Log - sitl_exception.zip

rajat2004 commented 4 years ago

I've opened https://github.com/ArduPilot/ardupilot/pull/14476 which adds an autotest to reproduce this

PR has been merged, use ./Tools/autotest/autotest.py --gdb --debug build.Rover test.Rover.DriveMaxRCIN to run the test since it's currently disabled. Also. I think the title can be changed since it's not specific to Airsim

IamPete1 commented 4 years ago

its probably worth noting that to get the error your rotating at 450 deg/second. The SITL copter will only do about 200 max, so I suspect this could be reproduced on any vehicle. I think its fair to say that this is outside the expected operating range, so the fix is probably just to check the yaw rate is less than some number before doing the EKFGSF_yaw::updateRotMat()

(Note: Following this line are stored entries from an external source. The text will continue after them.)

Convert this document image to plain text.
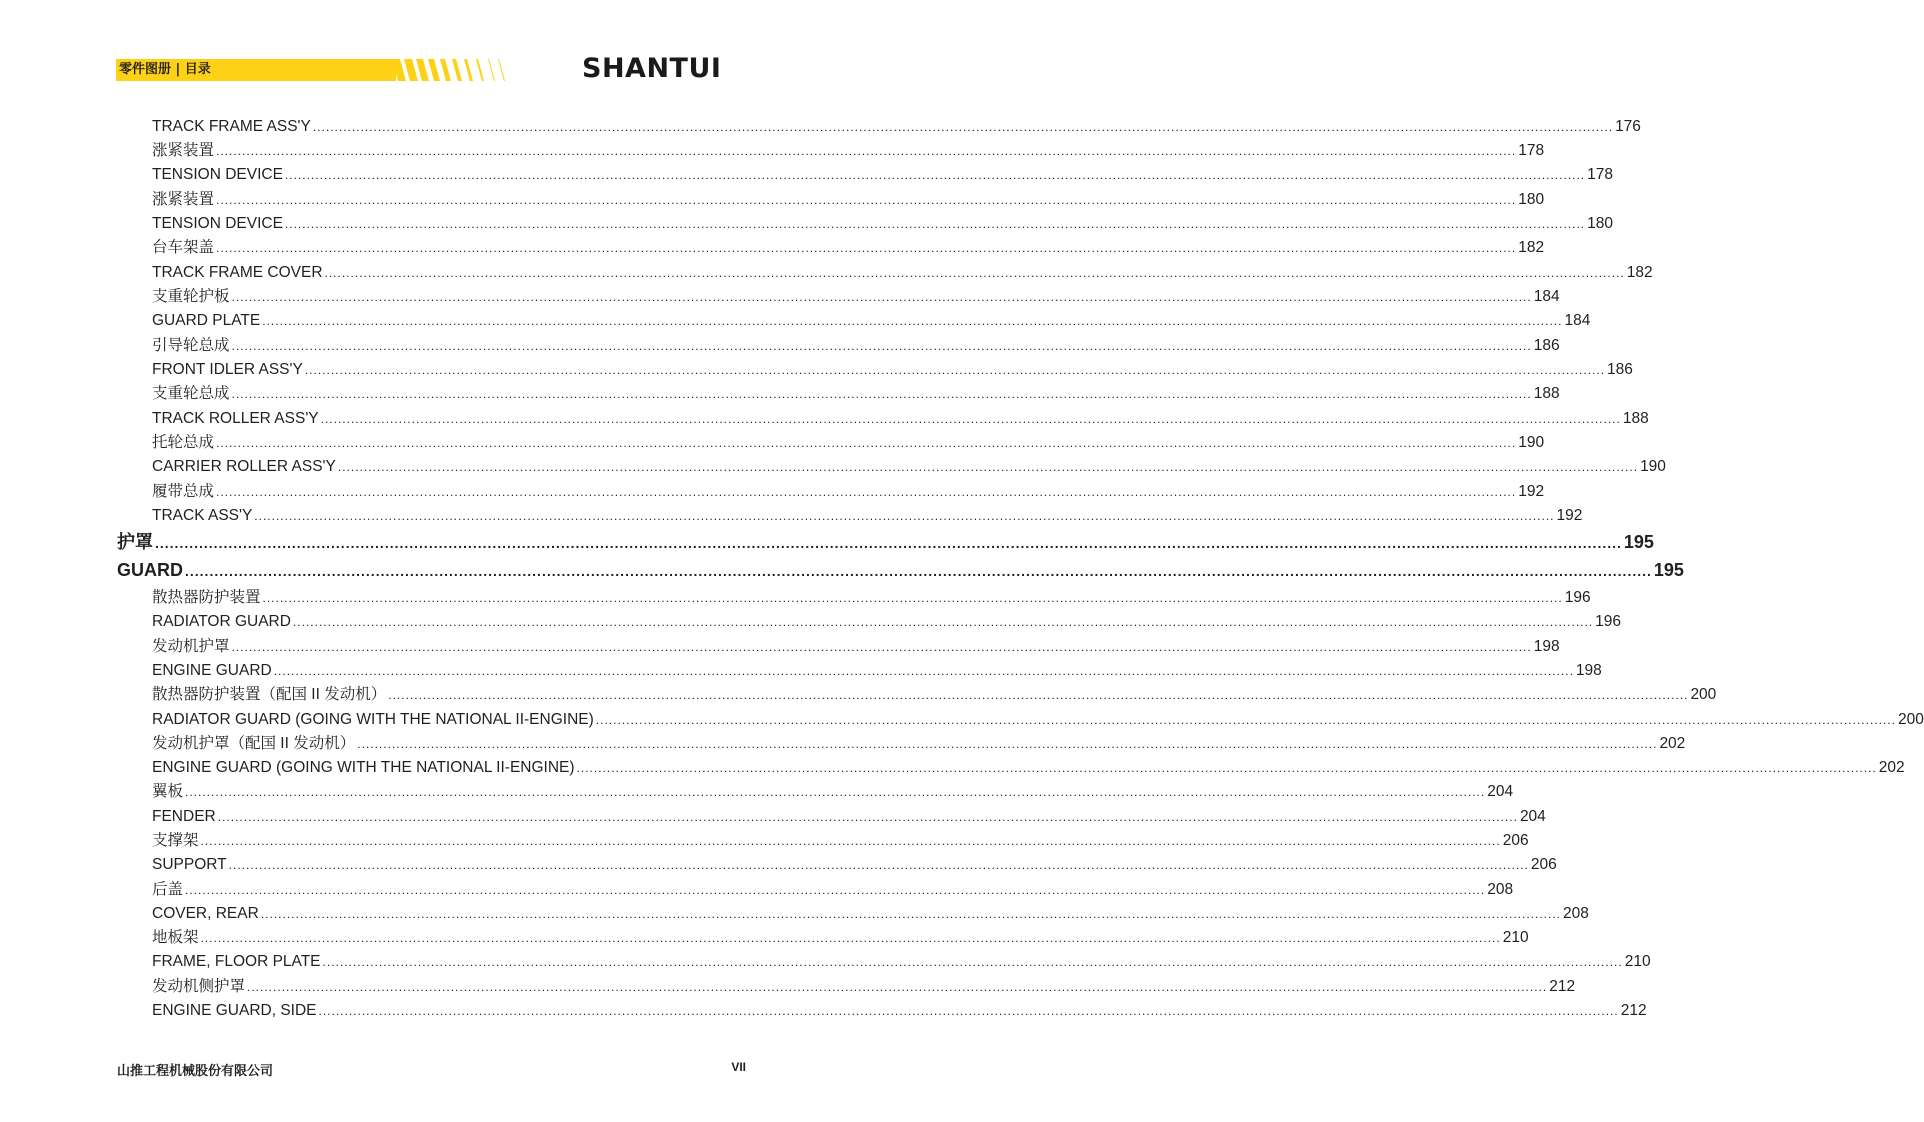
零件图册 | 目录	SHANTUI
TRACK FRAME ASS'Y ............................................................................................................................................................................................................................................................................................................ 176
涨紧装置 ............................................................................................................................................................................................................................................................................................................ 178
TENSION DEVICE ............................................................................................................................................................................................................................................................................................................ 178
涨紧装置 ............................................................................................................................................................................................................................................................................................................ 180
TENSION DEVICE ............................................................................................................................................................................................................................................................................................................ 180
台车架盖 ............................................................................................................................................................................................................................................................................................................ 182
TRACK FRAME COVER ............................................................................................................................................................................................................................................................................................................ 182
支重轮护板 ............................................................................................................................................................................................................................................................................................................ 184
GUARD PLATE ............................................................................................................................................................................................................................................................................................................ 184
引导轮总成 ............................................................................................................................................................................................................................................................................................................ 186
FRONT IDLER ASS'Y ............................................................................................................................................................................................................................................................................................................ 186
支重轮总成 ............................................................................................................................................................................................................................................................................................................ 188
TRACK ROLLER ASS'Y ............................................................................................................................................................................................................................................................................................................ 188
托轮总成 ............................................................................................................................................................................................................................................................................................................ 190
CARRIER ROLLER ASS'Y ............................................................................................................................................................................................................................................................................................................ 190
履带总成 ............................................................................................................................................................................................................................................................................................................ 192
TRACK ASS'Y ............................................................................................................................................................................................................................................................................................................ 192
护罩 ............................................................................................................................................................................................................................................................................................................ 195
GUARD ............................................................................................................................................................................................................................................................................................................ 195
散热器防护装置 ............................................................................................................................................................................................................................................................................................................ 196
RADIATOR GUARD ............................................................................................................................................................................................................................................................................................................ 196
发动机护罩 ............................................................................................................................................................................................................................................................................................................ 198
ENGINE GUARD ............................................................................................................................................................................................................................................................................................................ 198
散热器防护装置（配国 II 发动机） ............................................................................................................................................................................................................................................................................................................ 200
RADIATOR GUARD (GOING WITH THE NATIONAL II-ENGINE) ............................................................................................................................................................................................................................................................................................................ 200
发动机护罩（配国 II 发动机） ............................................................................................................................................................................................................................................................................................................ 202
ENGINE GUARD (GOING WITH THE NATIONAL II-ENGINE) ............................................................................................................................................................................................................................................................................................................ 202
翼板 ............................................................................................................................................................................................................................................................................................................ 204
FENDER ............................................................................................................................................................................................................................................................................................................ 204
支撑架 ............................................................................................................................................................................................................................................................................................................ 206
SUPPORT ............................................................................................................................................................................................................................................................................................................ 206
后盖 ............................................................................................................................................................................................................................................................................................................ 208
COVER, REAR ............................................................................................................................................................................................................................................................................................................ 208
地板架 ............................................................................................................................................................................................................................................................................................................ 210
FRAME, FLOOR PLATE ............................................................................................................................................................................................................................................................................................................ 210
发动机侧护罩 ............................................................................................................................................................................................................................................................................................................ 212
ENGINE GUARD, SIDE ............................................................................................................................................................................................................................................................................................................ 212
山推工程机械股份有限公司	VII
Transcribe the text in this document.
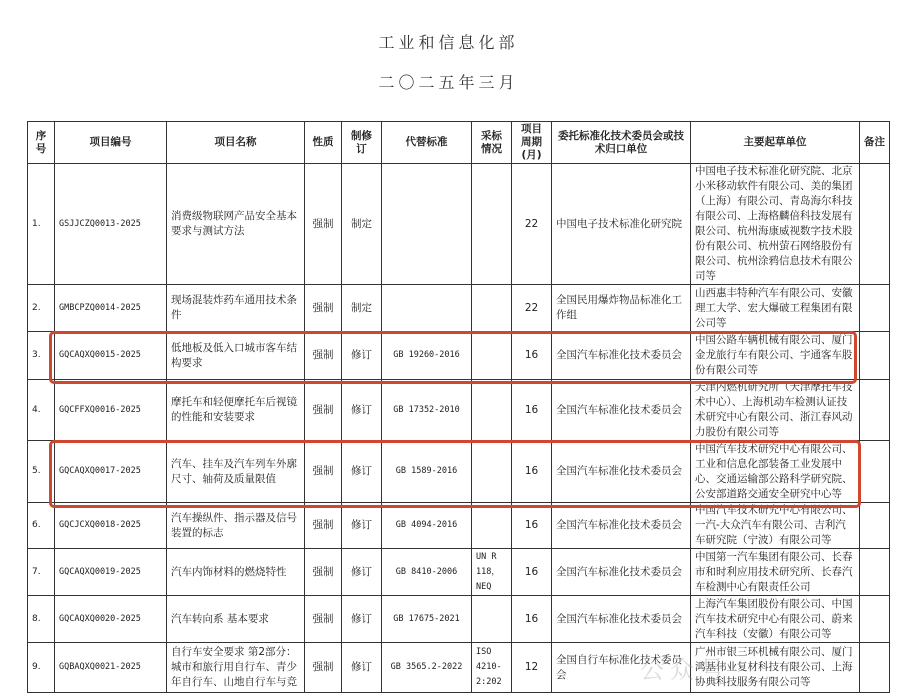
工业和信息化部
二〇二五年三月
序号	项目编号	项目名称	性质	制修订	代替标准	采标情况	项目周期(月)	委托标准化技术委员会或技术归口单位	主要起草单位	备注
1.	GSJJCZQ0013-2025	消费级物联网产品安全基本要求与测试方法	强制	制定			22	中国电子技术标准化研究院	中国电子技术标准化研究院、北京小米移动软件有限公司、美的集团（上海）有限公司、青岛海尔科技有限公司、上海格麟倍科技发展有限公司、杭州海康威视数字技术股份有限公司、杭州萤石网络股份有限公司、杭州涂鸦信息技术有限公司等	
2.	GMBCPZQ0014-2025	现场混装炸药车通用技术条件	强制	制定			22	全国民用爆炸物品标准化工作组	山西惠丰特种汽车有限公司、安徽理工大学、宏大爆破工程集团有限公司等	
3.	GQCAQXQ0015-2025	低地板及低入口城市客车结构要求	强制	修订	GB 19260-2016		16	全国汽车标准化技术委员会	中国公路车辆机械有限公司、厦门金龙旅行车有限公司、宇通客车股份有限公司等	
4.	GQCFFXQ0016-2025	摩托车和轻便摩托车后视镜的性能和安装要求	强制	修订	GB 17352-2010		16	全国汽车标准化技术委员会	天津内燃机研究所（天津摩托车技术中心）、上海机动车检测认证技术研究中心有限公司、浙江春风动力股份有限公司等	
5.	GQCAQXQ0017-2025	汽车、挂车及汽车列车外廓尺寸、轴荷及质量限值	强制	修订	GB 1589-2016		16	全国汽车标准化技术委员会	中国汽车技术研究中心有限公司、工业和信息化部装备工业发展中心、交通运输部公路科学研究院、公安部道路交通安全研究中心等	
6.	GQCJCXQ0018-2025	汽车操纵件、指示器及信号装置的标志	强制	修订	GB 4094-2016		16	全国汽车标准化技术委员会	中国汽车技术研究中心有限公司、一汽-大众汽车有限公司、吉利汽车研究院（宁波）有限公司等	
7.	GQCAQXQ0019-2025	汽车内饰材料的燃烧特性	强制	修订	GB 8410-2006	UN R 118，NEQ	16	全国汽车标准化技术委员会	中国第一汽车集团有限公司、长春市和时利应用技术研究所、长春汽车检测中心有限责任公司	
8.	GQCAQXQ0020-2025	汽车转向系 基本要求	强制	修订	GB 17675-2021		16	全国汽车标准化技术委员会	上海汽车集团股份有限公司、中国汽车技术研究中心有限公司、蔚来汽车科技（安徽）有限公司等	
9.	GQBAQXQ0021-2025	自行车安全要求 第2部分：城市和旅行用自行车、青少年自行车、山地自行车与竞	强制	修订	GB 3565.2-2022	ISO 4210-2:202	12	全国自行车标准化技术委员会	广州市银三环机械有限公司、厦门鸿基伟业复材科技有限公司、上海协典科技服务有限公司等	
公众号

cthoma20-arc commented 4 years ago

Hi!

I was running into this issue as well, and not just when doing high speed turns. I looked into it and I think I found the problem. For me, it was crashing or behaving strangely when turning 180 degrees around. I think the issue is that AirSim calculates the angular velocity from the delta of euler angles, but it was not accounting for the case where the angle wraps from 180 degrees to -180 degrees, so when this happened it causes a very large delta, making the angular velocity very high, causing the floating point exception. I created a pull request for AirSim here: https://github.com/microsoft/AirSim/pull/2956

This still doesn't help with the MaxRCInput test, but it is a related problem, so I thought I would mention it. I haven't run into the EKF floating point exception "in the wild" since making this change.

Hopefully that will be helpful to someone. Thanks!